After a few rounds of hot chocolate around a roaring campfire, we settled in for the night.  My boys were cuddled up in sleeping bags, blankets and beanies.  The canyon filled with giggles as little Mitch and Ethan shared jokes.  Then the giggles softened and the jokes became fainter. Before I knew it, the boys had drifted into a deep slumber.  I wasn’t so lucky.

I don’t think I really slept that night. Instead, I was in a constant state of worry.  On occasion, I drifted into a shallow sleep, only to jolt out of my sleeping bag to make sure my boys were still covered and warm.  Then I’d lay on my back and look through our unprotected half-tent at tree branches made bare from the winter snow.  I gazed beyond the forest trees at a million stars that shimmered like crystals of ice. I thought, “I’m pretty outer space isn’t this cold.” I wondered if the night would ever end. 

After what seemed a never-ending cycle of waking, panicking, checking, then dozing … the stars became faint and the blackness that surrounded them turned deep blue, then gradually light blue.  Before I knew it, morning had come and the stars were gone. 

We started another roaring fire to get warm and it didn’t take long before we were on our way down the canyon.  Mitch was quieter than usual that morning.  Mitch just looked out the window as if in deep thought.  Finally, I asked, “Hey Mitch, what’s on your mind?”  He said, “Dad, let’s never do that again.”  I chuckled and said, “Good idea.  I’m in.”  He smiled and we both laughed.

How often is [our children’s] mind and heart simply shown by their hand-drawn art?
— Christopher M. Jones | Mitchell's Journey

Later that night, I sat by Mitchell’s bed as he whispered a nightly prayer.  Until that point, I don’t think I’d ever heard a more genuine expression of gratitude for a bed, warm blankets and that we “didn’t have to sleep in a tent for reals.”


That camping adventure remains our most difficult one on record – which is why it surprised me little Mitch took the time to draw it.  When I asked him why, Mitch thought a moment and said, “I don’t know.  I guess it wasn’t THAT bad.  Plus, it made me grateful for what I have.” 

Mitch wasn’t the only one to draw pictures of that hard adventure.  My other boys did something similar.  In their minds, they saw the difficult experience for what it was – just momentary discomfort. What they remembered, in the end, was the good they pulled out of that experience.

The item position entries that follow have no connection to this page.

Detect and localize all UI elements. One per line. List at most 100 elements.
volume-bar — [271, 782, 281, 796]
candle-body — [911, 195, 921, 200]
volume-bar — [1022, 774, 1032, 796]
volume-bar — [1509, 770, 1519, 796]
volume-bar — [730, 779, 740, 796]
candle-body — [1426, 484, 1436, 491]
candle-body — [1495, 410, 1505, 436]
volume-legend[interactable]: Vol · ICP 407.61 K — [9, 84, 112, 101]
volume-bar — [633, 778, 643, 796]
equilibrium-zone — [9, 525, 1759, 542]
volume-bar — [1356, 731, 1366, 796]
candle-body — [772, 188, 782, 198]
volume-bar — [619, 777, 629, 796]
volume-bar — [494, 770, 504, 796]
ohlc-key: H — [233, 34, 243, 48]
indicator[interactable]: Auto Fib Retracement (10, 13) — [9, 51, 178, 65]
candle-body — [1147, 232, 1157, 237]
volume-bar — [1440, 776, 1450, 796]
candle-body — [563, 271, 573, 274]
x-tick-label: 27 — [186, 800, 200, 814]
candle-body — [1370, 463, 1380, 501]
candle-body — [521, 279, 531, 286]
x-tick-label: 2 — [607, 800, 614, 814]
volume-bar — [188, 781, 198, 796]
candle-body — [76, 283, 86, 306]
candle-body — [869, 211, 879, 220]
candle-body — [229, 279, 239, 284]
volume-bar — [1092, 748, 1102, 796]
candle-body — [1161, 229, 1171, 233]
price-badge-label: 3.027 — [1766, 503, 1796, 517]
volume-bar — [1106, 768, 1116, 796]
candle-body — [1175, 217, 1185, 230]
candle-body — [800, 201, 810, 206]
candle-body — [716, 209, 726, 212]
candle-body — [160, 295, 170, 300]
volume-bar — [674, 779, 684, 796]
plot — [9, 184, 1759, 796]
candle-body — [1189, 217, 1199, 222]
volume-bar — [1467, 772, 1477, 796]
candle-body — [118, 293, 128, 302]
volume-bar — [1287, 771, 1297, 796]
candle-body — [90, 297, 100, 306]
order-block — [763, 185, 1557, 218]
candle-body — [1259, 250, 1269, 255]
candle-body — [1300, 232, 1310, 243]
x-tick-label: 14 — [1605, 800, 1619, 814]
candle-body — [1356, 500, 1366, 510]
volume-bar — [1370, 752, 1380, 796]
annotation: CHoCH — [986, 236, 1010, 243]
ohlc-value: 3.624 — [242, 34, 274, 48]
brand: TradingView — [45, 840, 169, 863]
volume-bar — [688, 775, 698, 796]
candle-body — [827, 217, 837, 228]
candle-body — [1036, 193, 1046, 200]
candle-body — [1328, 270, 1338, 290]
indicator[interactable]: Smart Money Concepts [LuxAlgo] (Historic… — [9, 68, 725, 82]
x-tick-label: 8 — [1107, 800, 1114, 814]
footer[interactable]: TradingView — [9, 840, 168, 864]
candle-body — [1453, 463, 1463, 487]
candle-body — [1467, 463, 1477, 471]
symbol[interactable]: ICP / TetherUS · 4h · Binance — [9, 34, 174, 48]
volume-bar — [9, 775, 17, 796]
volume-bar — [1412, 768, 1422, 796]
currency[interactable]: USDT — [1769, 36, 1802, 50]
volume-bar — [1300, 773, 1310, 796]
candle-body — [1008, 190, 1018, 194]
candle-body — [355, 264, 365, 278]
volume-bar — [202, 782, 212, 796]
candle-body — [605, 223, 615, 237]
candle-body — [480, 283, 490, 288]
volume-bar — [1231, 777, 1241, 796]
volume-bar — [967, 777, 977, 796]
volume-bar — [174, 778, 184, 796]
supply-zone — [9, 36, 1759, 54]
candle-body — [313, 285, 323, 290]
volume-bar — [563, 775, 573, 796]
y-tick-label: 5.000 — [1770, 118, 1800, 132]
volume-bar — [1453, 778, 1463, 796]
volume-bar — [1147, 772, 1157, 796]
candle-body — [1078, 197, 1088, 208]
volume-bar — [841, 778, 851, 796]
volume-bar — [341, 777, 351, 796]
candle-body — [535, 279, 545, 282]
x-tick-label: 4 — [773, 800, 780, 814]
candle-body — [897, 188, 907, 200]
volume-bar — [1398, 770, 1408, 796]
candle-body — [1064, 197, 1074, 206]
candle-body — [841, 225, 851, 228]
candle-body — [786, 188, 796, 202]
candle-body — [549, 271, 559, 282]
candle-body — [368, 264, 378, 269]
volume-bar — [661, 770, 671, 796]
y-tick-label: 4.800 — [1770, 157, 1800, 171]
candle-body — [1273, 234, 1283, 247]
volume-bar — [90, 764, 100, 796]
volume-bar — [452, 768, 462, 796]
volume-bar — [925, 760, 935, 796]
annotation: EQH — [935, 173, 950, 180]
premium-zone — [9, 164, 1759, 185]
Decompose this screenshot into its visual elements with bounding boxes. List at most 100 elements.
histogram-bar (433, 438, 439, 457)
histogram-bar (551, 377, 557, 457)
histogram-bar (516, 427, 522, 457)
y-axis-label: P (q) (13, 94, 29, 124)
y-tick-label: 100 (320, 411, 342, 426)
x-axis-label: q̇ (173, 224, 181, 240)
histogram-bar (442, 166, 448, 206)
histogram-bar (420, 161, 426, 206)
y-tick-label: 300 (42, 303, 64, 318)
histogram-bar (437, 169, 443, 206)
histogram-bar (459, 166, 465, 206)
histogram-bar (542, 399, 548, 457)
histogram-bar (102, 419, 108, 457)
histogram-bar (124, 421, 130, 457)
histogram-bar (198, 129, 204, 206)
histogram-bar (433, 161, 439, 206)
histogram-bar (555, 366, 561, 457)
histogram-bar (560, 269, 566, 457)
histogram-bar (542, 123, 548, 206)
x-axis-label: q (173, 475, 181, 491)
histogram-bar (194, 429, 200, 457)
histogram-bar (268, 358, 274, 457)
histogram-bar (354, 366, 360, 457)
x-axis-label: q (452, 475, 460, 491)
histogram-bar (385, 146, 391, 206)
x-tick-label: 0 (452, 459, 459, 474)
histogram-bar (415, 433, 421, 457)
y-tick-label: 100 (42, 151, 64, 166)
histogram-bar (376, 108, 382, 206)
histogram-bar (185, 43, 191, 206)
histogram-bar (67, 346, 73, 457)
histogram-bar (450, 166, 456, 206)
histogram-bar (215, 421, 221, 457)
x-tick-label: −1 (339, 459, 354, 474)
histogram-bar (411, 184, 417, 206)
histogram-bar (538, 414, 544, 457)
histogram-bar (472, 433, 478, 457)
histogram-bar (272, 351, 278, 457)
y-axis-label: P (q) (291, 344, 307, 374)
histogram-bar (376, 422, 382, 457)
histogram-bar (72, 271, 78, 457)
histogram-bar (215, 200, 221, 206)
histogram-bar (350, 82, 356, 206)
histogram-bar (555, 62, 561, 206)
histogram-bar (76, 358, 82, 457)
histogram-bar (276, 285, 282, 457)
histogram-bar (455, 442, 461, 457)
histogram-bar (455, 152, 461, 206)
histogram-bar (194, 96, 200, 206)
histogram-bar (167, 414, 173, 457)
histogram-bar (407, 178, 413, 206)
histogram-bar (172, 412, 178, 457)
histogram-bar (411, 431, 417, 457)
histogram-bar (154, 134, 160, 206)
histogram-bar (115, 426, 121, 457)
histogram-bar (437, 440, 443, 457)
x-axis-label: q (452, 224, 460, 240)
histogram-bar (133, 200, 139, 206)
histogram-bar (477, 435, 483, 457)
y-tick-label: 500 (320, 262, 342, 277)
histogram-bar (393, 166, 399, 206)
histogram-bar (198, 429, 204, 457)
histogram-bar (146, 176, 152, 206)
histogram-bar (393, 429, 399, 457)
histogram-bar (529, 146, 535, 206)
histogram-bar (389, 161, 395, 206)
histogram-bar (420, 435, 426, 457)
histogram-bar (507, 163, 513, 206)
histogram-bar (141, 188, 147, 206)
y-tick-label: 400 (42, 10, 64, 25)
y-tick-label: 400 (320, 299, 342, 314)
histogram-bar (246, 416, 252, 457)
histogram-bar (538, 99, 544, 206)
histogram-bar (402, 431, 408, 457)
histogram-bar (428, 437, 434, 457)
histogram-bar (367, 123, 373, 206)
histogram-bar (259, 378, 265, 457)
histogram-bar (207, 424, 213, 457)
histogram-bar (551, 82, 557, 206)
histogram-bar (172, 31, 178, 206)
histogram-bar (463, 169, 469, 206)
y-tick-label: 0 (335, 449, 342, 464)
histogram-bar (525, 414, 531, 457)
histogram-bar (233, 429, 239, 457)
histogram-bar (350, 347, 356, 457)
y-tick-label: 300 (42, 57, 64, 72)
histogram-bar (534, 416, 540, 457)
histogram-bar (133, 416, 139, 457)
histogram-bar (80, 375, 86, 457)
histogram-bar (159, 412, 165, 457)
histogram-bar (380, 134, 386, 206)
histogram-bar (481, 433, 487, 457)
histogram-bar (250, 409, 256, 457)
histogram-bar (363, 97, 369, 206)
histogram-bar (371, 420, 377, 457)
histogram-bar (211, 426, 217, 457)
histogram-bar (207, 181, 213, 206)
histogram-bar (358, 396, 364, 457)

In matters of parenting, I wonder sometimes who is raising who. My kids teach me in the most simple and profound ways. Yes, they may acknowledge a difficult experience, but it seems they chose to remember the better parts. How often is their mind and heart simply shown by their hand-drawn art?  And if it be our children see the good so easily, therein lies a lesson and a challenge for me.